Revue Études Digitales - n°12

La surveillance comme performance d’écran

Mis en ligne le

Type de publication Numéro de revue

Nom de la publication Revue Études Digitales

Édition Classiques Garnier

Coordinateur(s) / Auteur(s)

  • Olivier Aïm, Celsa
Après la société de surveillance de Michel Foucault, les sociétés de contrôle, inaugurées par le célèbre texte de Gilles Deleuze, sont devenues le tropisme principal pour analyser les modes d’agir contemporains. Le contrôle inscrit de nouveaux types de pouvoir issus de la cybernétique de Norbert Wiener, même si Deleuze dit avoir repris la formule au romancier américain William S. Burroughs. À la fin de l’époque de la société disciplinaire industrielle, cette évolution terminologique et conceptuelle forme une réponse à l’informatisation de la société, telle que cette dernière fut par exemple posée en 1978 dans le rapport Nora-Minc. Ainsi, en 1987, Deleuze déclare que « l’information c’est la société de contrôle », lors d’une conférence à la Fémis.
Si le concept de contrôle a connu une évolution depuis ces débuts, nous avons voulu trouver une approche qui ne serait pas historique, mais plutôt thématique : il s’est agi de réfléchir aux questions du quadrillage des comportements et de mise au travail, par les dispositifs numériques spécifiques, propices à la maîtrise des individus constitués en « corps ».
Ainsi, nous avons sollicité Olivier Aïm pour diriger ce dossier d’Études Digitales, dont l’intitulé « La surveillance comme performance d’écran » correspond bien à une volonté d’aborder le contrôle comme une transformation comportementale qui nous paraît en relation avec ce que nous appelons le « geste digital ». L’écran comme surface du sensible se voit donc réinterrogé après l’écran-cinéma et les écrits d’écran.

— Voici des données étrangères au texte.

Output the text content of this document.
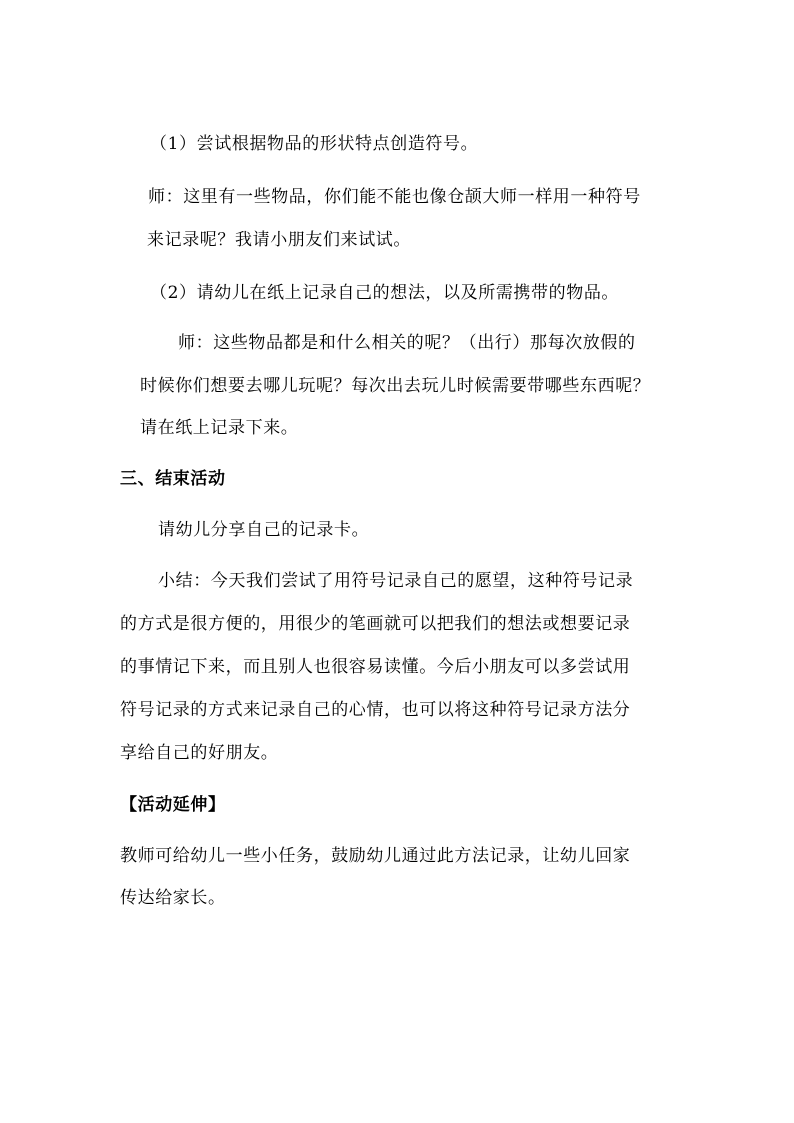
（1）尝试根据物品的形状特点创造符号。
师：这里有一些物品，你们能不能也像仓颉大师一样用一种符号
来记录呢？我请小朋友们来试试。
（2）请幼儿在纸上记录自己的想法，以及所需携带的物品。
师：这些物品都是和什么相关的呢？（出行）那每次放假的
时候你们想要去哪儿玩呢？每次出去玩儿时候需要带哪些东西呢？
请在纸上记录下来。
三、结束活动
请幼儿分享自己的记录卡。
小结：今天我们尝试了用符号记录自己的愿望，这种符号记录
的方式是很方便的，用很少的笔画就可以把我们的想法或想要记录
的事情记下来，而且别人也很容易读懂。今后小朋友可以多尝试用
符号记录的方式来记录自己的心情，也可以将这种符号记录方法分
享给自己的好朋友。
【活动延伸】
教师可给幼儿一些小任务，鼓励幼儿通过此方法记录，让幼儿回家
传达给家长。
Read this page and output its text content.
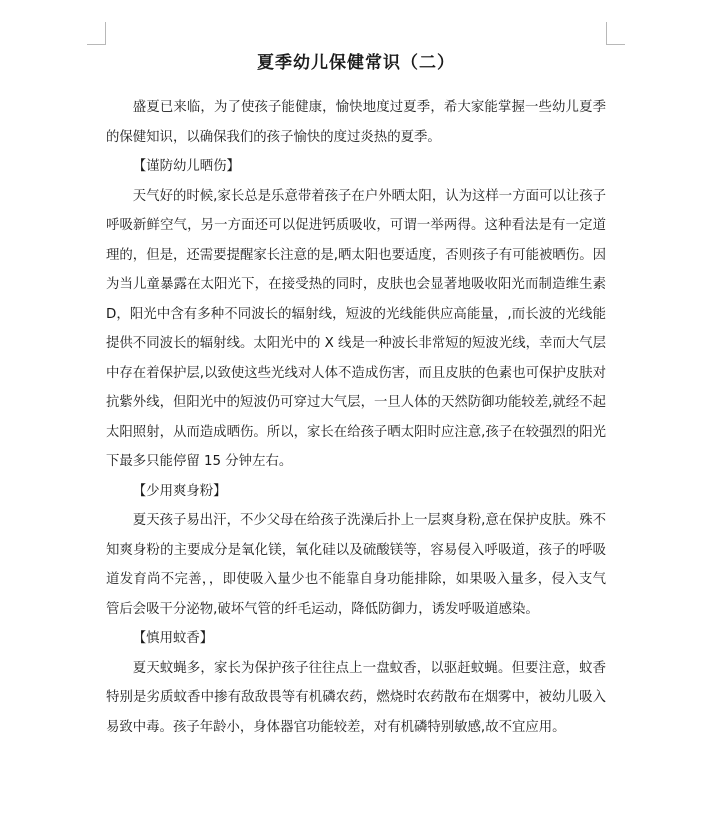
夏季幼儿保健常识（二）

盛夏已来临，为了使孩子能健康，愉快地度过夏季，希大家能掌握一些幼儿夏季的保健知识，以确保我们的孩子愉快的度过炎热的夏季。

【谨防幼儿晒伤】

天气好的时候,家长总是乐意带着孩子在户外晒太阳，认为这样一方面可以让孩子呼吸新鲜空气，另一方面还可以促进钙质吸收，可谓一举两得。这种看法是有一定道理的，但是，还需要提醒家长注意的是,晒太阳也要适度，否则孩子有可能被晒伤。因为当儿童暴露在太阳光下，在接受热的同时，皮肤也会显著地吸收阳光而制造维生素 D，阳光中含有多种不同波长的辐射线，短波的光线能供应高能量，,而长波的光线能提供不同波长的辐射线。太阳光中的 X 线是一种波长非常短的短波光线，幸而大气层中存在着保护层,以致使这些光线对人体不造成伤害，而且皮肤的色素也可保护皮肤对抗紫外线，但阳光中的短波仍可穿过大气层，一旦人体的天然防御功能较差,就经不起太阳照射，从而造成晒伤。所以，家长在给孩子晒太阳时应注意,孩子在较强烈的阳光下最多只能停留 15 分钟左右。

【少用爽身粉】

夏天孩子易出汗，不少父母在给孩子洗澡后扑上一层爽身粉,意在保护皮肤。殊不知爽身粉的主要成分是氧化镁，氧化硅以及硫酸镁等，容易侵入呼吸道，孩子的呼吸道发育尚不完善，，即使吸入量少也不能靠自身功能排除，如果吸入量多，侵入支气管后会吸干分泌物,破坏气管的纤毛运动，降低防御力，诱发呼吸道感染。

【慎用蚊香】

夏天蚊蝇多，家长为保护孩子往往点上一盘蚊香，以驱赶蚊蝇。但要注意，蚊香特别是劣质蚊香中掺有敌敌畏等有机磷农药，燃烧时农药散布在烟雾中，被幼儿吸入易致中毒。孩子年龄小，身体器官功能较差，对有机磷特别敏感,故不宜应用。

Cette approche ouvre d’ailleurs à une observation critique originale des injonctions contemporaines à la performativité, comme si le relâchement des disciplines corporelles s’accompagnait de nouvelles formes de « travail » dont la matière première serait l’expression de soi. Voilà une manière d’envisager la reconfiguration du geste et de la parole, en apportant des éclairages nouveaux au thème fondateur d’André Leroi-Gourhan.
En écho avec la thématique du dossier les Varia présentent deux aspects qui sont proches de la capture des gestes et du rôle majeur des interfaces aujourd’hui. Le premier texte, de Fabien Lebrun, présente l’extractivisme comme un passage d’une exploitation des terres rares dans les pays pauvres à l’exploitation du terreau cognitif, base d’une prétendue « société de la connaissance » dans les pays riches. Le second texte, de Michaël Crevoisier, revient sur un entretien qu’il a mené avec Bernard Stiegler et publié après la disparition de ce dernier. Tel un post-scriptum, il aborde l’épreuve de la technique dans sa dimension tragique, dimension qui s’inscrit dans la philosophie singulière de Stiegler dont les travaux sont fondateurs pour notre revue.